Cercheremo di fare un riassunto del lavoro evitando, ove possibile, le parti matematiche che sono solitamente le più ostiche e che saranno molto probabilmente pubblicate in successivi articoli per chi volesse approfondire, oppure nella traduzione integrale dell’working paper stesso, senza però trascurarle ove necessario.

La prima considerazione, fatta dagli autori, è relativa alla stessa letteratura economica. Infatti secondo il “paradosso di Kaldor” (1978) non vi è relazione empirica tra la crescita dei costi unitari del lavoro e la crescita di produttività. N. Kaldor ha rilevato che nel dopoguerra le nazioni che avevano avuto un peggioramento della competitività dei loro prezzi, cioè un aumento dei costi unitari del lavoro, avevano anche registrato la maggiore crescita della loro quota di mercato. Per cui trattare i costi unitari del lavoro considerando che una loro riduzione, dovuta a una diminuzione dei salari nominali, possa portare ad un aumento della competitività che ridia slancio all’economia, pare troppo semplicistico e ottimista, ed inoltre i dati e la letteratura preesistente non confermano questa tesi.
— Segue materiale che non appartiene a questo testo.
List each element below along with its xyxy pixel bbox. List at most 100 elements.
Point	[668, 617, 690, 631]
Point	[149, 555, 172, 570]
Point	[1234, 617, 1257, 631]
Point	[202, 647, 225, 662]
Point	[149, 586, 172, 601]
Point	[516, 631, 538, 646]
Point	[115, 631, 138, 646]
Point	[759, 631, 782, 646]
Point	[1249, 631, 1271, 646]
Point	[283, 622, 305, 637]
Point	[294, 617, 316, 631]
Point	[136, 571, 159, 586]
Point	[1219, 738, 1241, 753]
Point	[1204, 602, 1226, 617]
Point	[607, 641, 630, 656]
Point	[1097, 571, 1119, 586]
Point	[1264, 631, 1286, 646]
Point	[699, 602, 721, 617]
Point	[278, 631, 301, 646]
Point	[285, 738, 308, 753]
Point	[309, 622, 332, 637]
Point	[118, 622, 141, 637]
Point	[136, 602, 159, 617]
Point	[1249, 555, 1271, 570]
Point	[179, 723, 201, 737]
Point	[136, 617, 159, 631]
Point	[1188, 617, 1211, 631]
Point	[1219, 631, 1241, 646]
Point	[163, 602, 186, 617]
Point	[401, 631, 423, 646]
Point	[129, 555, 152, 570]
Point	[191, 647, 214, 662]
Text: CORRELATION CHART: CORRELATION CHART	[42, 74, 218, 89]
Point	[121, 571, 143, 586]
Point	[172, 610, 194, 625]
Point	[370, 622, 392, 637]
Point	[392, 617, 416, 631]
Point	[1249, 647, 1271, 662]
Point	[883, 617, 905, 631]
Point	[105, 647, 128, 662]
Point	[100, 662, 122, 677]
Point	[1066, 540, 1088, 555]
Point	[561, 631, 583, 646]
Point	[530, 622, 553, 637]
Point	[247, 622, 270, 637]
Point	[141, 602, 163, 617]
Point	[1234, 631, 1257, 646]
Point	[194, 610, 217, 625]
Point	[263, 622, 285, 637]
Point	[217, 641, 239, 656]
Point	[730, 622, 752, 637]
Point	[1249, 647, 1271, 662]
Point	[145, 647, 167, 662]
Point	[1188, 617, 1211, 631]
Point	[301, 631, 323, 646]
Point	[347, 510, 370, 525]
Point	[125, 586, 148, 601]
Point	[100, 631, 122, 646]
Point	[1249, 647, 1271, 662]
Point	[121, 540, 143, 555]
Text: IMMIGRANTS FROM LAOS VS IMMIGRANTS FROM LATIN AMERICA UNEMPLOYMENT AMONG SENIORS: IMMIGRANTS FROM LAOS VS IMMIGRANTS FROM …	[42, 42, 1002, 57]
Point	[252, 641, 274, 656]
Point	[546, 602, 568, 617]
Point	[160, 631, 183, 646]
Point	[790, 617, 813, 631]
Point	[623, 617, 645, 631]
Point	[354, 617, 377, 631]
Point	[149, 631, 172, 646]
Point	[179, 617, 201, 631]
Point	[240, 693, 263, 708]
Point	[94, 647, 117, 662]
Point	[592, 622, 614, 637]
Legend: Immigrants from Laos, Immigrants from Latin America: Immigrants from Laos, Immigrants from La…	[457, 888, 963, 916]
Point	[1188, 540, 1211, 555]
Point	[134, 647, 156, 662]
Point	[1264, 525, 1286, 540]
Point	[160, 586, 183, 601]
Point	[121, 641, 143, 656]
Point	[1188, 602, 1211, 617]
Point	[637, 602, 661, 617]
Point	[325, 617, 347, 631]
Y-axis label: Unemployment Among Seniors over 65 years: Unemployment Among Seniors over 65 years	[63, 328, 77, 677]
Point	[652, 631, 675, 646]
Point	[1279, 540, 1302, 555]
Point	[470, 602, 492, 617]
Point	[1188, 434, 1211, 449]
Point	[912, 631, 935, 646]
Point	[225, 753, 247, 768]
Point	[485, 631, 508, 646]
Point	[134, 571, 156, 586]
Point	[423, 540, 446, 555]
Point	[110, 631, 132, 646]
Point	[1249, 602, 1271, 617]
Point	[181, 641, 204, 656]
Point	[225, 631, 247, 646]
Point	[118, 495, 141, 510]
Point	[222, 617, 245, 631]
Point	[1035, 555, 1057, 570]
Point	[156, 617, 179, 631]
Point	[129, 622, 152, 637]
Nonostante questo, la riduzione dei costi unitari del lavoro sembra diventata una necessità improcrastinabile vista la necessità di competere con economie in cui il mercato del lavoro ha un costo minore. Per mostrarci la differenza tra dei costi unitari del lavoro “competitivi” e quelli dei paesi in crisi è spesso stato utilizzato questo grafico  a termine del quale i costi unitari del lavoro nominali dei paesi ormai noti come PIIGS sono, tra il 1995 ed il 2008, aumentati rispetto a quelli della Germania, che sono rimasti sostanzialmente costanti (o hanno avuto variazioni di minimo rilievo).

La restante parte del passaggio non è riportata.